Just as there is only a problem with Quantum theory if one holds on to a literalist view of Buddhist Cosmology. What is emerging from brain studies is every bit as repeatable and cohesive as what is going on at Cerne. At less cost..
The aim of Buddhadharma has very little in common with the aim of science. Science believes this reality you experience to be real. Buddhadharma considers it an illusion. From the start this creates a gap very hard to transpose.
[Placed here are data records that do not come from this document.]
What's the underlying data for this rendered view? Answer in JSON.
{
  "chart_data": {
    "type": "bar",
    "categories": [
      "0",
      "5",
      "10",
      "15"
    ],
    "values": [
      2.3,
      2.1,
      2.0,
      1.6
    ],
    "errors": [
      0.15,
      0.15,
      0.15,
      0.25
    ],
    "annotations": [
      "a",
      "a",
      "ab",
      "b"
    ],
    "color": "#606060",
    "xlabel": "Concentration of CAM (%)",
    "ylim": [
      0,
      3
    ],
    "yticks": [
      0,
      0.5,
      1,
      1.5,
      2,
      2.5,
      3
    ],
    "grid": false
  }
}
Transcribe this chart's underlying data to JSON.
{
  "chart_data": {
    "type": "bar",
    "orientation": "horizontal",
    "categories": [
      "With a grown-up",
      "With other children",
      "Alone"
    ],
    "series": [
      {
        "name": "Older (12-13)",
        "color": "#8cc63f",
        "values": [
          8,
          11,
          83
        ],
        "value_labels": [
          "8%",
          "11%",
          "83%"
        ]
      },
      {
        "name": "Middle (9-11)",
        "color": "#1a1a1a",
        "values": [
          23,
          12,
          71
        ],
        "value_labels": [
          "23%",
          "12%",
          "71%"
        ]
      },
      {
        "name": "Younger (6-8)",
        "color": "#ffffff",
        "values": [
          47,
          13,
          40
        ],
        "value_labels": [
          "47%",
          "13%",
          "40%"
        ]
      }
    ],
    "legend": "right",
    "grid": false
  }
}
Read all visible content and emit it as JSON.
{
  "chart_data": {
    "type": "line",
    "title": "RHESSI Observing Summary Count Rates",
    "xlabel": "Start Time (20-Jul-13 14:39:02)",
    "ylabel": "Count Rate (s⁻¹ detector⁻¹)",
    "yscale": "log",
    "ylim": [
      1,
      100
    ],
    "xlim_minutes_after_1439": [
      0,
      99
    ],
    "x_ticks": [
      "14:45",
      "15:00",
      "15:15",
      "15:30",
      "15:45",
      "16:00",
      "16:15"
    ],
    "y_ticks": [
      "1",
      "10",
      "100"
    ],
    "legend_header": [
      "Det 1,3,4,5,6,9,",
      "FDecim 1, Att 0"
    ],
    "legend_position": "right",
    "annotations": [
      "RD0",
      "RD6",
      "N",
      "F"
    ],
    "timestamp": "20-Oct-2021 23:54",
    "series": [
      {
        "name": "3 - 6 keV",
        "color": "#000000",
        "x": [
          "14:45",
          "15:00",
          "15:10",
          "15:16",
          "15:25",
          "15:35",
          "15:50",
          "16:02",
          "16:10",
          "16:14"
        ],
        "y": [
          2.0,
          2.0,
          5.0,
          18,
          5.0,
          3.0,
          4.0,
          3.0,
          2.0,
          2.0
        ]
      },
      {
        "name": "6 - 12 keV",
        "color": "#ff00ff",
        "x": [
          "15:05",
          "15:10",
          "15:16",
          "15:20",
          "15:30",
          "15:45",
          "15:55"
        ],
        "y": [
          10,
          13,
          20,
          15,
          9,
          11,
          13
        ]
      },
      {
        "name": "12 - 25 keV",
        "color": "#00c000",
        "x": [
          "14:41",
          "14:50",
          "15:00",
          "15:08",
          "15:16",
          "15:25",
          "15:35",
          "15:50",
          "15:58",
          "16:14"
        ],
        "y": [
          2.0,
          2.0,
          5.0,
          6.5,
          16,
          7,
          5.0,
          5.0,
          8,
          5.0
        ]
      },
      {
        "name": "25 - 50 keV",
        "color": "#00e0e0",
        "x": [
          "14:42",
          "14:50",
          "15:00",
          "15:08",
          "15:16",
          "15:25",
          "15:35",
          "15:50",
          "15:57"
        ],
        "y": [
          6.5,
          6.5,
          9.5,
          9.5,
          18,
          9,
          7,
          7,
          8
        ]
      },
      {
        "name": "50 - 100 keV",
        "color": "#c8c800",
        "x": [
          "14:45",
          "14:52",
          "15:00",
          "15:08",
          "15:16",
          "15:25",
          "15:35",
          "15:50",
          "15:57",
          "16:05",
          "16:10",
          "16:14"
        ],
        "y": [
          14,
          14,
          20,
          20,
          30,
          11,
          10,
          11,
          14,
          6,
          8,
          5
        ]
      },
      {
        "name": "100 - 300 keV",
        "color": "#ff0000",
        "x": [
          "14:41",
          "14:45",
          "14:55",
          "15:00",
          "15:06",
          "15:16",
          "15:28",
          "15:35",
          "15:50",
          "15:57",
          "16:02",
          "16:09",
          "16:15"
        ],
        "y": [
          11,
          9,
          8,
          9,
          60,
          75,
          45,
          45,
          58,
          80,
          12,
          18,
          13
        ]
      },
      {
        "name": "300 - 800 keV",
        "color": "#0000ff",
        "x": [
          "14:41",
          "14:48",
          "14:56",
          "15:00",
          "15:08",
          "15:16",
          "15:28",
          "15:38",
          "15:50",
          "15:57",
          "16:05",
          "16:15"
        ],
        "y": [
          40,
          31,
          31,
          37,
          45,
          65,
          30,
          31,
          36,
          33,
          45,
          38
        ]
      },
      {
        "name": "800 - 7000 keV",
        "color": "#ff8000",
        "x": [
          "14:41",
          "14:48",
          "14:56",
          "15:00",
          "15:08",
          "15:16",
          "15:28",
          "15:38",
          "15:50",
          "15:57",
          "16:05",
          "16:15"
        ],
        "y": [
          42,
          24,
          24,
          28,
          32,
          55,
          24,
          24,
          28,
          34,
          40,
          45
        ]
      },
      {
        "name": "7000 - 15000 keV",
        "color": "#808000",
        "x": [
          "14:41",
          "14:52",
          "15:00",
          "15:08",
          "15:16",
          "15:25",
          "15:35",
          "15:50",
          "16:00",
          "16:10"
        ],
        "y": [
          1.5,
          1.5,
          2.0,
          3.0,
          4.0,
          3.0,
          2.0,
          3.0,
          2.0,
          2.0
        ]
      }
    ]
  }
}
What is emerging from brain studies are trivialities diguised as great discoveries. Granted that they have tremendous value in terms of medicine. That's beyond dispute. But in principle, it's known for a long time that brain functioning is interrelated with mental phenomena in several civilizations. People have been having accidents in their heads since the beginning of human history, so a relation between what's inside the cranium and mental phenomena has been apparent a long time ago. Now we are knowing the details. But this tells us nothing about the ontological status of consciousness for instance. I think you put too much faith in brain research when it comes to understanding what it still doesn't tell us. I've linked an article you should considering reading: http://www.edvul.com/pdf/VulHarrisWinki ... S-2009.pdf
Say, by any chance are you from the UK? The skeptic movement has the UK as an authentic stronghold. Pop science as presented there is extremely biased and this leads to a certain social mindset when considering this sort of subjects that may influence people without them really noticing. The belief in ghosts, devas, spirits or anything that even remotely smells paranormal is shunned vehemently by most academics (with some very bright exceptions as the Nobel laureate Brian Josephson http://www.nobelprize.org/nobel_prizes/ ... on-cv.html
). I'm just asking because the UK is plagued with materialism fundamentalists (not your case) posing as skeptics.